Things tend to come in threes. Since I was twice irked by takeout doubles of 1NT last week, I guess I kind of knew a third one would be coming soon, and it came last night. My LHO picked up Kxxx, AQx, Ax, Txxx, and I opened a 15-17 1NT. Obviously, dude doubles, partner transfers to hearts, and RHO bids 2S, which is passed out. So they have reached a 2S contract that most tables wouldn't reach after my hand opens 1NT. However, my masterminding skills were in top form last night and I actually had a rather mundane 14 count: AQx, Tx, K9xx, KQxx, so the field will be bidding 2S as well, after a takeout double of a 1D opening.
 
Anyway, the more interesting part of this deal is the defense. I led a heart which declarer took with the jack and then led the jack of spades. I rose with the ace and played another heart. Declarer took this in hand and led a small spade to dummy's K, failing to pin partner's now-stiff 9. Now she played ace and a diamond, partner winning with the jack. Partner now led a low club to my Q. I then cashed the spade queen but now what? I have a partial count on declarer's hand: 4 spades, 3 hearts, and 2 or 4 diamonds (if partner's first play on diamonds to accurately be showing odd count is accurate), so declarer has 2 or 4 clubs. If he has 4 clubs, giving him a ruff and a sluff here cannot help him. If he has 2 clubs, giving him a ruff and a sluff also will not help him unless partner has the ace of clubs. Can partner have the ace of clubs? Would declarer have bid 2S on JTxx, KJx, xxxx, xx? I think not. The fact that declarer has only 4 spades should indicate more high cards.

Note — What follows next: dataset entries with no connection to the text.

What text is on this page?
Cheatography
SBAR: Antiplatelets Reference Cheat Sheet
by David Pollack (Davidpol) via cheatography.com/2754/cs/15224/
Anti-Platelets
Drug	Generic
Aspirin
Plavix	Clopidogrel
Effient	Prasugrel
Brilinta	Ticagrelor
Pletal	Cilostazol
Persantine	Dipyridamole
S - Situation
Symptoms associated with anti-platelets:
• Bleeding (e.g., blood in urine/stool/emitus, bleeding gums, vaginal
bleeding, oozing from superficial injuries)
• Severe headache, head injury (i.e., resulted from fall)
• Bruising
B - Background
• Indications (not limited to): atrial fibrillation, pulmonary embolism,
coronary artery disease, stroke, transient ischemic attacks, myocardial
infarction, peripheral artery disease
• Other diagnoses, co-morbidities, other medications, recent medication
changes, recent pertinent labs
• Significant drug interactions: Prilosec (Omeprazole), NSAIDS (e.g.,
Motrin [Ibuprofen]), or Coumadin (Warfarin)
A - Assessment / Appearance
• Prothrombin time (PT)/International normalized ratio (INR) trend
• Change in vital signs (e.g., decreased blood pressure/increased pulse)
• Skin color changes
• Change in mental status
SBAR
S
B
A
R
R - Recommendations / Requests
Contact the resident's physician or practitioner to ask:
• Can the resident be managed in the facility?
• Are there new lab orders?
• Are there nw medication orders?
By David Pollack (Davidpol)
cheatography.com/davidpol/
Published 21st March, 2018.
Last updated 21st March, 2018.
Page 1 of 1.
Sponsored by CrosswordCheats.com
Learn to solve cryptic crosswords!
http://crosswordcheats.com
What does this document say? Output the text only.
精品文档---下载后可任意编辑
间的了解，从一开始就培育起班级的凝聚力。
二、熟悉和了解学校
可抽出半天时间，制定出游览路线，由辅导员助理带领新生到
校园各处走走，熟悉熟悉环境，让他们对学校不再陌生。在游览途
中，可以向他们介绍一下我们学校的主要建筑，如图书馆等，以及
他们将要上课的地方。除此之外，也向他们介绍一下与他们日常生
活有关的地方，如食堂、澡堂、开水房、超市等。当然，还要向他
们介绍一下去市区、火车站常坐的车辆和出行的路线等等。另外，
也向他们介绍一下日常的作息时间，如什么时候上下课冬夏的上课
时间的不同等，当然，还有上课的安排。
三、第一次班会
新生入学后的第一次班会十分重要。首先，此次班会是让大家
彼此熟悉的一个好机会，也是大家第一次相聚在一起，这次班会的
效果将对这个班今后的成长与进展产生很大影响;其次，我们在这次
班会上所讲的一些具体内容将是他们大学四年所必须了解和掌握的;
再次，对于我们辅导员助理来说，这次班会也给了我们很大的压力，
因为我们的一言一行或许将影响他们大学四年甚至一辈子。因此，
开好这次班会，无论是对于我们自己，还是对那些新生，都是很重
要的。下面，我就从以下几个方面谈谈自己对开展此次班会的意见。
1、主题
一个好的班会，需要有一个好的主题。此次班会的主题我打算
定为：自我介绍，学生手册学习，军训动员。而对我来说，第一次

And partner might have taken more action with the ace of clubs and QJ of diamonds.
 
So, I continued with a low diamond, expecting partner to have only the jack left (in which case tapping the dummy is clearly best regardless of who holds the club ace), but knowing that she may well have Jxx left and this be a sluff-ruff. The latter is in fact what she had. I'm making sure I get my second club trick. After the hand, I get a strange look or disapproval from dummy, as if I had misdefended. We teach and are taught that sluff-ruffs are bad bad things to do, but when it is right, and you can work it out that it's the right play, it's sweet. Of course, you have to be counting and trusting partner's signaling and visualizing cards in declarer's hand that are consistent with the bidding, and playing out what might happen if you make a particular play. -110 was worth a top as most of the people were -140 or -170.